I just want to encourage people with Parkinson's to talk to your centers, talk to your coordinators, find out how you can participate—even registry trials where there's no intervention. Those give us a lot of information, and they're very important as well. And you're helping yourself, as well as other people with Parkinson's. So encourage all people with Parkinson's to participate in trials.

Dan Keller 13:23

Great, thank you. The Parkinson's Foundation feels very strongly about the value of basic scientific research and of clinical studies. These are the seeds that bear the fruit of advances against the disease. This is one reason that we feature podcast episodes on the subject, as well as articles on our website.

If you would like to consider participating in a clinical trial or other study, go to parkinson.org/clinicaltrials for descriptions of the kinds of studies there are, the benefits and risks, reasons to participate, and a list of resources to find clinical studies that are recruiting and may be right for you. Some studies are purely observational and others may be interventional, meaning they test a drug, device, or other form of therapy.

For more about clinical studies, listen to some of our past episodes in this podcast series. Numbers 14 and 15 describe the process of clinical trials and how to participate in Parkinson's research. Number 45 talks about how people with Parkinson's and care partners engage with scientists, industry, and government to better design studies through our Parkinson's Advocates in Research, or PAIR program. As Christine Hunter mentioned, biomarkers have the potential of better defining each person's disease. For more on biomarkers, listen to episode 59 where Dr. Alberto Espay talks about how biomarkers have led to a new way of thinking about Parkinson's. Rounding out our coverage of clinical research are episode 79 about how these studies help people with PD, and episode 88 on how participation in research is essential to bring new treatments to market.

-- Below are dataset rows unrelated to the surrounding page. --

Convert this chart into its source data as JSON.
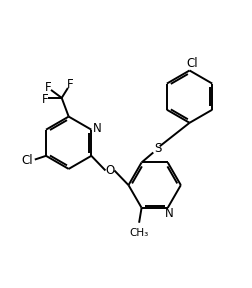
{
  "bg_color": "#ffffff",
  "bond_color": "#000000",
  "line_width": 1.4,
  "figsize": [
    2.52,
    2.88
  ],
  "dpi": 100,
  "xlim": [
    0,
    10
  ],
  "ylim": [
    0,
    11.5
  ]
}
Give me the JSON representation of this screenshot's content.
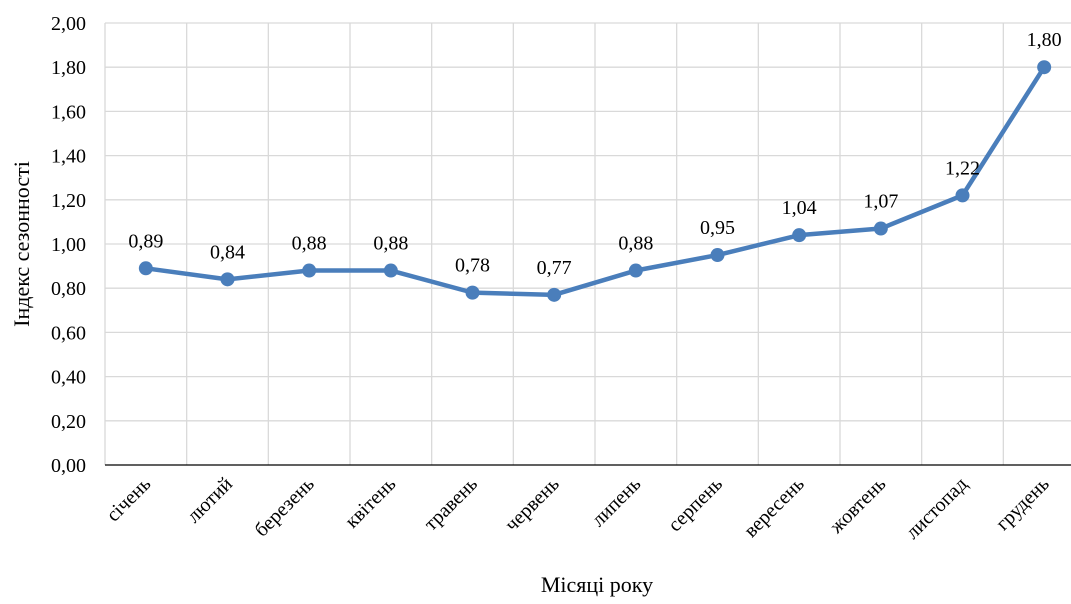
{
  "chart_data": {
    "type": "line",
    "categories": [
      "січень",
      "лютий",
      "березень",
      "квітень",
      "травень",
      "червень",
      "липень",
      "серпень",
      "вересень",
      "жовтень",
      "листопад",
      "грудень"
    ],
    "series": [
      {
        "values": [
          0.89,
          0.84,
          0.88,
          0.88,
          0.78,
          0.77,
          0.88,
          0.95,
          1.04,
          1.07,
          1.22,
          1.8
        ],
        "data_labels": [
          "0,89",
          "0,84",
          "0,88",
          "0,88",
          "0,78",
          "0,77",
          "0,88",
          "0,95",
          "1,04",
          "1,07",
          "1,22",
          "1,80"
        ],
        "color": "#4a7ebb"
      }
    ],
    "xlabel": "Місяці року",
    "ylabel": "Індекс сезонності",
    "ylim": [
      0,
      2
    ],
    "yticks": [
      "0,00",
      "0,20",
      "0,40",
      "0,60",
      "0,80",
      "1,00",
      "1,20",
      "1,40",
      "1,60",
      "1,80",
      "2,00"
    ],
    "grid": true,
    "gridColor": "#d9d9d9",
    "legend": "none"
  }
}
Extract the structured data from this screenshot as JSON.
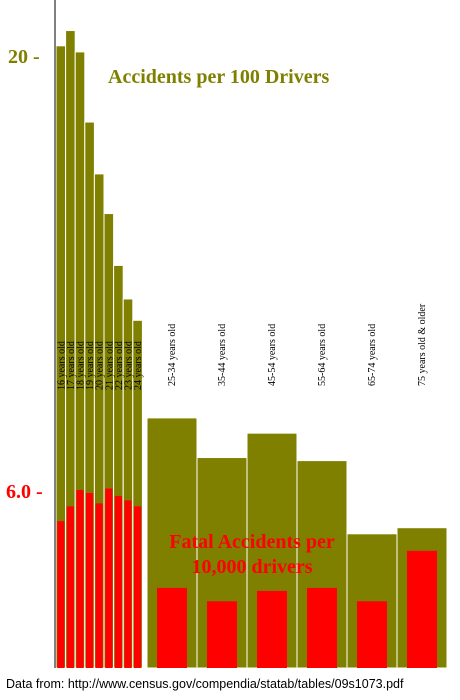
{
  "chart_data": {
    "type": "bar",
    "title": "",
    "xlabel": "",
    "ylabel": "",
    "tick_labels": {
      "accidents": "20 -",
      "fatal": "6.0 -"
    },
    "categories": [
      "16 years old",
      "17 years old",
      "18 years old",
      "19 years old",
      "20 years old",
      "21 years old",
      "22 years old",
      "23 years old",
      "24 years old",
      "25-34 years old",
      "35-44 years old",
      "45-54 years old",
      "55-64 years old",
      "65-74 years old",
      "75 years old & older"
    ],
    "series": [
      {
        "name": "Accidents per 100 Drivers",
        "color": "#808000",
        "tick_value": 20,
        "values": [
          20.4,
          20.9,
          20.2,
          17.9,
          16.2,
          14.9,
          13.2,
          12.1,
          11.4,
          8.2,
          6.9,
          7.7,
          6.8,
          4.4,
          4.6
        ]
      },
      {
        "name": "Fatal Accidents per 10,000 drivers",
        "label_lines": [
          "Fatal Accidents per",
          "10,000 drivers"
        ],
        "color": "#ff0000",
        "tick_value": 6.0,
        "values": [
          4.95,
          5.45,
          6.0,
          5.9,
          5.55,
          6.05,
          5.8,
          5.65,
          5.45,
          2.7,
          2.25,
          2.6,
          2.7,
          2.25,
          3.95
        ]
      }
    ],
    "source_note": "Data from: http://www.census.gov/compendia/statab/tables/09s1073.pdf"
  }
}
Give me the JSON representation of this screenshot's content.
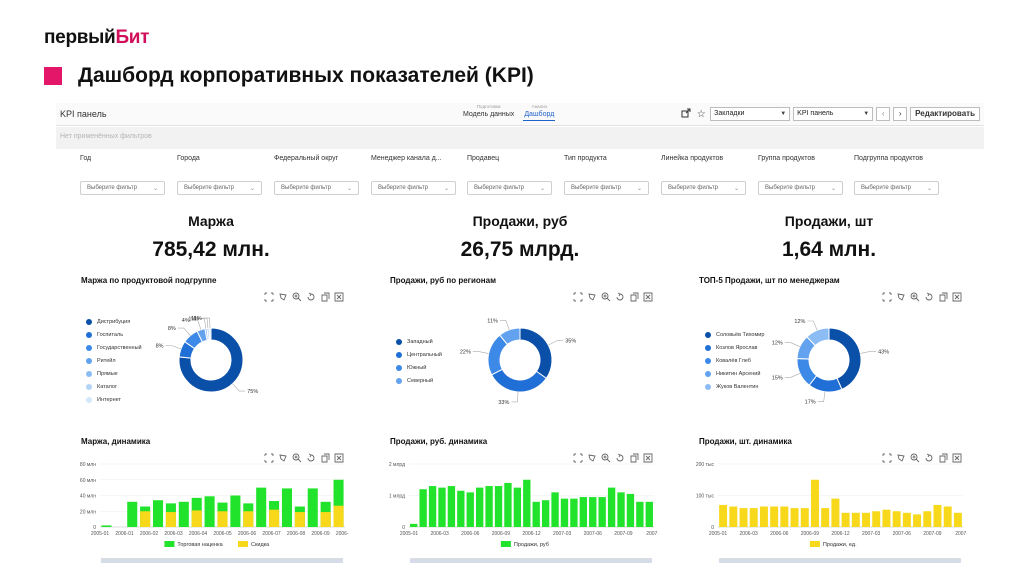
{
  "slide": {
    "logo_main": "первый",
    "logo_accent": "Бит",
    "title": "Дашборд корпоративных показателей (KPI)"
  },
  "app": {
    "panel_name": "KPI панель",
    "tabs": [
      {
        "caption": "Подготовка",
        "label": "Модель данных"
      },
      {
        "caption": "Анализ",
        "label": "Дашборд"
      }
    ],
    "bookmarks_select": "Закладки",
    "panel_select": "KPI панель",
    "edit_label": "Редактировать",
    "no_filters": "Нет применённых фильтров"
  },
  "filters": [
    {
      "label": "Год",
      "placeholder": "Выберите фильтр"
    },
    {
      "label": "Города",
      "placeholder": "Выберите фильтр"
    },
    {
      "label": "Федеральный округ",
      "placeholder": "Выберите фильтр"
    },
    {
      "label": "Менеджер канала д...",
      "placeholder": "Выберите фильтр"
    },
    {
      "label": "Продавец",
      "placeholder": "Выберите фильтр"
    },
    {
      "label": "Тип продукта",
      "placeholder": "Выберите фильтр"
    },
    {
      "label": "Линейка продуктов",
      "placeholder": "Выберите фильтр"
    },
    {
      "label": "Группа продуктов",
      "placeholder": "Выберите фильтр"
    },
    {
      "label": "Подгруппа продуктов",
      "placeholder": "Выберите фильтр"
    }
  ],
  "kpis": [
    {
      "title": "Маржа",
      "value": "785,42 млн."
    },
    {
      "title": "Продажи, руб",
      "value": "26,75 млрд."
    },
    {
      "title": "Продажи, шт",
      "value": "1,64 млн."
    }
  ],
  "colors": {
    "accent": "#e3166a",
    "blue_scale": [
      "#0a4fa8",
      "#1f6fd6",
      "#3d89e8",
      "#62a2ef",
      "#8bbcf3",
      "#b3d3f7",
      "#d6e7fb"
    ],
    "green": "#22e32c",
    "yellow": "#f7d81a"
  },
  "chart_data": [
    {
      "type": "pie",
      "title": "Маржа по продуктовой подгруппе",
      "labels": [
        "Дистрибуция",
        "Госпиталь",
        "Государственный",
        "Ритейл",
        "Прямые",
        "Каталог",
        "Интернет"
      ],
      "values": [
        75,
        8,
        8,
        4,
        1,
        1,
        1
      ],
      "slice_labels": [
        "75%",
        "8%",
        "8%",
        "4%",
        "1%",
        "1%",
        "1%"
      ],
      "legend": "left"
    },
    {
      "type": "pie",
      "title": "Продажи, руб по регионам",
      "labels": [
        "Западный",
        "Центральный",
        "Южный",
        "Северный"
      ],
      "values": [
        35,
        33,
        22,
        11
      ],
      "slice_labels": [
        "35%",
        "33%",
        "22%",
        "11%"
      ],
      "legend": "left"
    },
    {
      "type": "pie",
      "title": "ТОП-5 Продажи, шт по менеджерам",
      "labels": [
        "Соловьёв Тихомир",
        "Козлов Ярослав",
        "Ковалёв Глеб",
        "Никитин Арсений",
        "Жуков Валентин"
      ],
      "values": [
        43,
        17,
        15,
        12,
        12
      ],
      "slice_labels": [
        "43%",
        "17%",
        "15%",
        "12%",
        "12%"
      ],
      "legend": "left"
    },
    {
      "type": "bar",
      "title": "Маржа, динамика",
      "y_ticks": [
        "80 млн",
        "60 млн",
        "40 млн",
        "20 млн",
        "0"
      ],
      "ylim": [
        0,
        80
      ],
      "x_ticks": [
        "2005-01",
        "2006-01",
        "2006-02",
        "2006-03",
        "2006-04",
        "2006-05",
        "2006-06",
        "2006-07",
        "2006-08",
        "2006-09",
        "2006-10"
      ],
      "series": [
        {
          "name": "Торговая наценка",
          "values": [
            2,
            0,
            32,
            26,
            34,
            30,
            32,
            37,
            39,
            31,
            40,
            30,
            50,
            33,
            49,
            26,
            49,
            32,
            60
          ]
        },
        {
          "name": "Скидка",
          "values": [
            0,
            0,
            0,
            20,
            0,
            19,
            0,
            21,
            0,
            20,
            0,
            20,
            0,
            22,
            0,
            19,
            0,
            19,
            27
          ]
        }
      ],
      "legend": "bottom"
    },
    {
      "type": "bar",
      "title": "Продажи, руб. динамика",
      "y_ticks": [
        "2 млрд",
        "1 млрд",
        "0"
      ],
      "ylim": [
        0,
        2
      ],
      "x_ticks": [
        "2005-01",
        "2006-03",
        "2006-06",
        "2006-09",
        "2006-12",
        "2007-03",
        "2007-06",
        "2007-09",
        "2007-1"
      ],
      "series": [
        {
          "name": "Продажи, руб",
          "values": [
            0.1,
            1.2,
            1.3,
            1.25,
            1.3,
            1.15,
            1.1,
            1.25,
            1.3,
            1.3,
            1.4,
            1.25,
            1.5,
            0.8,
            0.85,
            1.1,
            0.9,
            0.9,
            0.95,
            0.95,
            0.95,
            1.25,
            1.1,
            1.05,
            0.8,
            0.8
          ]
        }
      ],
      "legend": "bottom"
    },
    {
      "type": "bar",
      "title": "Продажи, шт. динамика",
      "y_ticks": [
        "200 тыс",
        "100 тыс",
        "0"
      ],
      "ylim": [
        0,
        200
      ],
      "x_ticks": [
        "2005-01",
        "2006-03",
        "2006-06",
        "2006-09",
        "2006-12",
        "2007-03",
        "2007-06",
        "2007-09",
        "2007-1"
      ],
      "series": [
        {
          "name": "Продажи, ед.",
          "values": [
            70,
            65,
            60,
            60,
            65,
            65,
            65,
            60,
            60,
            150,
            60,
            90,
            45,
            45,
            45,
            50,
            55,
            50,
            45,
            40,
            50,
            70,
            65,
            45
          ]
        }
      ],
      "legend": "bottom"
    }
  ]
}
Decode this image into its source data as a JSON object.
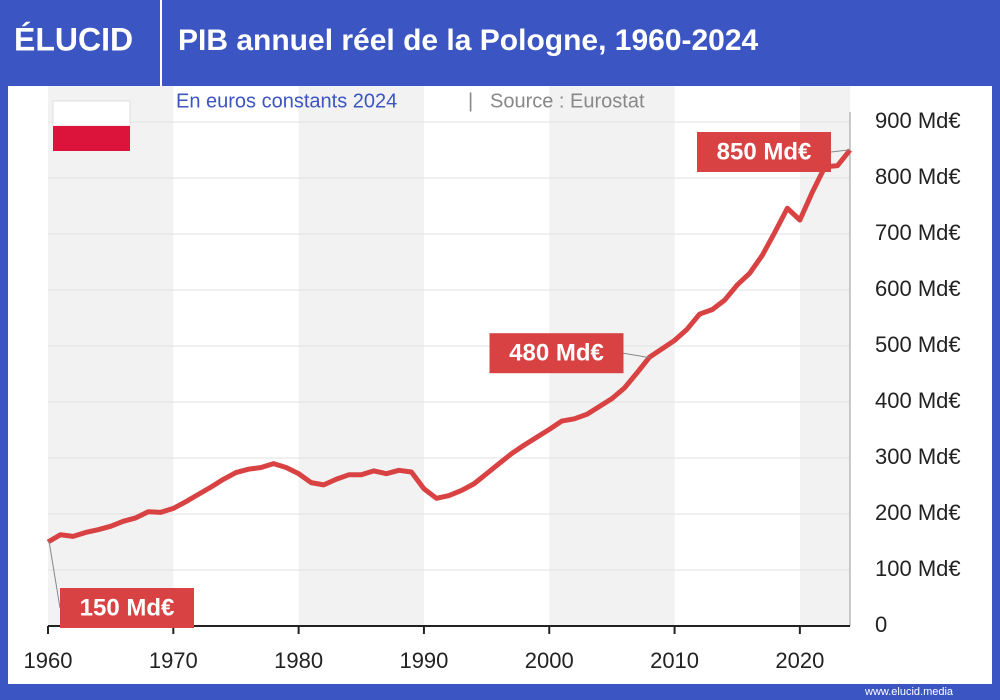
{
  "logo": "ÉLUCID",
  "footer": "www.elucid.media",
  "chart_data": {
    "type": "line",
    "title": "PIB annuel réel de la Pologne, 1960-2024",
    "subtitle": "En euros constants 2024",
    "separator": "|",
    "source": "Source : Eurostat",
    "x": [
      1960,
      1961,
      1962,
      1963,
      1964,
      1965,
      1966,
      1967,
      1968,
      1969,
      1970,
      1971,
      1972,
      1973,
      1974,
      1975,
      1976,
      1977,
      1978,
      1979,
      1980,
      1981,
      1982,
      1983,
      1984,
      1985,
      1986,
      1987,
      1988,
      1989,
      1990,
      1991,
      1992,
      1993,
      1994,
      1995,
      1996,
      1997,
      1998,
      1999,
      2000,
      2001,
      2002,
      2003,
      2004,
      2005,
      2006,
      2007,
      2008,
      2009,
      2010,
      2011,
      2012,
      2013,
      2014,
      2015,
      2016,
      2017,
      2018,
      2019,
      2020,
      2021,
      2022,
      2023,
      2024
    ],
    "series": [
      {
        "name": "PIB réel",
        "color": "#d94242",
        "values": [
          150,
          163,
          160,
          167,
          172,
          178,
          187,
          193,
          204,
          203,
          210,
          222,
          235,
          248,
          262,
          274,
          280,
          283,
          290,
          283,
          272,
          256,
          252,
          262,
          270,
          270,
          277,
          272,
          278,
          275,
          245,
          228,
          233,
          242,
          254,
          272,
          290,
          308,
          323,
          337,
          351,
          366,
          370,
          378,
          392,
          406,
          425,
          452,
          480,
          495,
          510,
          530,
          557,
          565,
          582,
          609,
          630,
          662,
          703,
          746,
          725,
          775,
          820,
          822,
          850
        ],
        "value_labels": [
          "150 Md€",
          null,
          null,
          null,
          null,
          null,
          null,
          null,
          null,
          null,
          null,
          null,
          null,
          null,
          null,
          null,
          null,
          null,
          null,
          null,
          null,
          null,
          null,
          null,
          null,
          null,
          null,
          null,
          null,
          null,
          null,
          null,
          null,
          null,
          null,
          null,
          null,
          null,
          null,
          null,
          null,
          null,
          null,
          null,
          null,
          null,
          null,
          null,
          "480 Md€",
          null,
          null,
          null,
          null,
          null,
          null,
          null,
          null,
          null,
          null,
          null,
          null,
          null,
          null,
          null,
          "850 Md€"
        ]
      }
    ],
    "xlim": [
      1960,
      2024
    ],
    "xticks": [
      1960,
      1970,
      1980,
      1990,
      2000,
      2010,
      2020
    ],
    "ylim": [
      0,
      900
    ],
    "yticks": [
      0,
      {
        "value": 100,
        "label": "100 Md€"
      },
      {
        "value": 200,
        "label": "200 Md€"
      },
      {
        "value": 300,
        "label": "300 Md€"
      },
      {
        "value": 400,
        "label": "400 Md€"
      },
      {
        "value": 500,
        "label": "500 Md€"
      },
      {
        "value": 600,
        "label": "600 Md€"
      },
      {
        "value": 700,
        "label": "700 Md€"
      },
      {
        "value": 800,
        "label": "800 Md€"
      },
      {
        "value": 900,
        "label": "900 Md€"
      }
    ],
    "grid": true
  }
}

As always, you can talk with our PD Information Specialists on our helpline, where they can answer questions and provide information in English or Spanish about today's topic, or anything else having to do with Parkinson's. You can reach them at 1-800-4PD-INFO. To receive news and updates about future events and resources, you can opt into our email list at the bottom of our website's homepage. If you have questions or want to leave feedback on this podcast or any other subject, you can do it at parkinson.org/feedback, or if you prefer, email us at podcast@parkinson.org.

If you enjoyed this podcast, be sure to subscribe and rate and review the series on Apple Podcasts, or wherever you get your podcasts. At the Parkinson's Foundation, our mission is to help every person diagnosed with Parkinson's live the best possible life today. To that end, we'll be bringing you a new episode in this podcast series every other week. Until then, for more information and resources, visit parkinson.org or call our toll-free helpline at 1-800-4PD-INFO, that's 1-800-473-4636. Thank you for listening.

Christine Hunter, RN, BSN is a registered nurse and has worked in ICU and CCU, charge nurse on the step-down cardiac unit, and in Quality Management for the Memorial Hospital System. She joined Baylor College of Medicine Parkinson Disease Center and Movement Disorders Clinic (PDCMDC) in 1996. She has been an active member of the Parkinson Study Group (PSG) as well as Huntington Study Group (HSG) during this time and has served in several different capacities within these groups, such as the Coordinator representative on the Executive committee, serves on the steering committee for an HD trial, served on the credentialing committee, and budget committee. She has extensive experience in Clinical Trials for all Movement Disorders. She has been the Parkinson Foundation Center Coordinator at Baylor College of Medicine since 1996 and an active member of the Task Force for the PF Mentoring and Networking Program.